Shrine Parade route to Children’s Festival in Boitanio Park.

Shrine Parade route to Children’s Festival in Boitanio Park.

Shrine Parade will lead way to annual 2016 Children’s Festival

Starting off with a Shrine parade and featuring about a dozen Shrine clowns the Children’s Festival May 28 promises to be a special treat.

Starting off with a Shrine parade and featuring about a dozen Shrine clowns the annual Children’s Festival Saturday, May 28 promises to be an extra special treat.

The Shrine presence at the festival will be part of the activities planned for the Shriners of BC and Yukon Spring Ceremonial 2016 convention taking place in the lakecity May 26-28, says local Shriner Tom Barr.

“We’d like to see as many people out for the parade and the activities in Boitanio Park as possible to shine a light on the Shrine’s continued focus on children’s health and happiness,” Barr says.

The Shrine Parade, featuring floats, trademark Shrine cars, scooters, and clowns, local dignitaries, and more will wind through the city to Boitanio Park for the annual Children’s Festival.

About a dozen Shrine clowns will be on site to join other community groups in providing a day of entertainment for children and their families, Barr says.

The Shrine Parade starts at 10 a.m. Saturday, May 28 and travels from Comer Street down Third Avenue turning left along Oliver Street to Eighth Avenue, then along Borland Street to the Cariboo Memorial Complex and Boitanio Park where the Children’s Festival takes place from 10 a.m. to 3 p.m.

People can join the fun and follow the Children’s Festival float (the last float) to Boitanio Park for the festival, says Dawn Wall, child care consultant with the Child Care Resource and Referral Centre which is hosting the Children’s Festival with the Women’s Contact Society and help from the Shriners and local arts and community groups.

“It will be a really big festival this year,” Wall says.

She says they will have 37 booths including activities such as working with clay, painting, bubble blowing, face painting, big toys, Shrine clowns, plus local and visiting entertainers.

Among the entertainers will be the Barefoot Caravan five-piece band from the Okanagan Valley performing indigenous music from around the world in various languages and with various instruments.

Wall says local firefighters will be there with their dunk tank. And RCMP officers will also be there to play fun soccer games with the children.
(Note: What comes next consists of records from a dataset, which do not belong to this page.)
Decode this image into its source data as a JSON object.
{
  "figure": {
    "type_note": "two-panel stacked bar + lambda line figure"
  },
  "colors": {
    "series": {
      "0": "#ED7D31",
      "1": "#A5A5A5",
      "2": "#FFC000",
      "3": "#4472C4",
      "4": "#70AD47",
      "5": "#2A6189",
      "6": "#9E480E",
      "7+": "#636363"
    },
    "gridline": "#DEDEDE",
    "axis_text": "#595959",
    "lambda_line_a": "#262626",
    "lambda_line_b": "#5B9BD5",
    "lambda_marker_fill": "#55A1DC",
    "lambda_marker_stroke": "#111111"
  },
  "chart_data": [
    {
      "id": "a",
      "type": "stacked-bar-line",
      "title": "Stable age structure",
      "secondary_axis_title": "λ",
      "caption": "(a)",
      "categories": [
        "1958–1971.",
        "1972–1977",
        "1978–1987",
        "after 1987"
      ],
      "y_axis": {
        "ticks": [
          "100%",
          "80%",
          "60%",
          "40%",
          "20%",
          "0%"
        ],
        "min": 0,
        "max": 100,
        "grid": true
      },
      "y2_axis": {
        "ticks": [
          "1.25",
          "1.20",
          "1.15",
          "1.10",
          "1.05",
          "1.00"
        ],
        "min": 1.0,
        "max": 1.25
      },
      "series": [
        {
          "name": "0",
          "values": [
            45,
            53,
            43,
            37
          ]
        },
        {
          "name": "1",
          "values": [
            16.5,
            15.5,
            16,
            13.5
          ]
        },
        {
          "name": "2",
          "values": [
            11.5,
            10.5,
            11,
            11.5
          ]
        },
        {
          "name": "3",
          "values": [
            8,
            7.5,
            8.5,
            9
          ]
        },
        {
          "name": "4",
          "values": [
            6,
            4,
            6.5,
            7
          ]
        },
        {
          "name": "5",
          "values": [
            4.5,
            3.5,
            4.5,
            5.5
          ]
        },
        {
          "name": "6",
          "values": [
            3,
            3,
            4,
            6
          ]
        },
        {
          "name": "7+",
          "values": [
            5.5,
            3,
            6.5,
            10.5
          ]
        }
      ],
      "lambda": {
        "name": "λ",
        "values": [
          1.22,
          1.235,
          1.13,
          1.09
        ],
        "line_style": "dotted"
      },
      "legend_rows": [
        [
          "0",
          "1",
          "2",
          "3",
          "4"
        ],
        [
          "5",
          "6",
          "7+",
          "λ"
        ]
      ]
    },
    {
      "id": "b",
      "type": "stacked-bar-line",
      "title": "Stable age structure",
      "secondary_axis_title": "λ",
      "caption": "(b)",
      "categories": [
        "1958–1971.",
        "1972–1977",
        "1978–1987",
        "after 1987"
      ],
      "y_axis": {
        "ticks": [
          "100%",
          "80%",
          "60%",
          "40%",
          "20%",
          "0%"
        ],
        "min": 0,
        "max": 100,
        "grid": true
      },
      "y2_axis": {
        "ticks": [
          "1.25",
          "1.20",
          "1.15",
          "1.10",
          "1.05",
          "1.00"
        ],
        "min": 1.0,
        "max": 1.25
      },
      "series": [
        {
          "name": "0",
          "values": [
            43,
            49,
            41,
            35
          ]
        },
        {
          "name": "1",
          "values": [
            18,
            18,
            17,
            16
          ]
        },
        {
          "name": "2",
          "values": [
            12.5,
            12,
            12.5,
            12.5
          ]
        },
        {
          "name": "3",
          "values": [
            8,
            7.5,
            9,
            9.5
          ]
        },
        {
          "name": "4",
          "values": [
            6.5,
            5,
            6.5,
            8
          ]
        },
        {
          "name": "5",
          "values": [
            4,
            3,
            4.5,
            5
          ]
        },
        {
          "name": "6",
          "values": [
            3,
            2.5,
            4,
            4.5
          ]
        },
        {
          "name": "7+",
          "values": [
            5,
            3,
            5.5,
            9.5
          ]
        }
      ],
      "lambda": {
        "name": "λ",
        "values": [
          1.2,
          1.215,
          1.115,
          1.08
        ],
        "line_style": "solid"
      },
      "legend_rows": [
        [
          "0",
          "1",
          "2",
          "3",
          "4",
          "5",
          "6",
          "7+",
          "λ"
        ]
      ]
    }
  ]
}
There will also be displays on water conservation, waste management and garden composting.

“All of the activities are free,” Wall says. “The only thing people have to pay for is the food, but we have also asked the food vendors to keep their rates as low as possible.”

She says there will be five food vendors on site. “This is a family festival and we want everyone to be able to participate in everything.”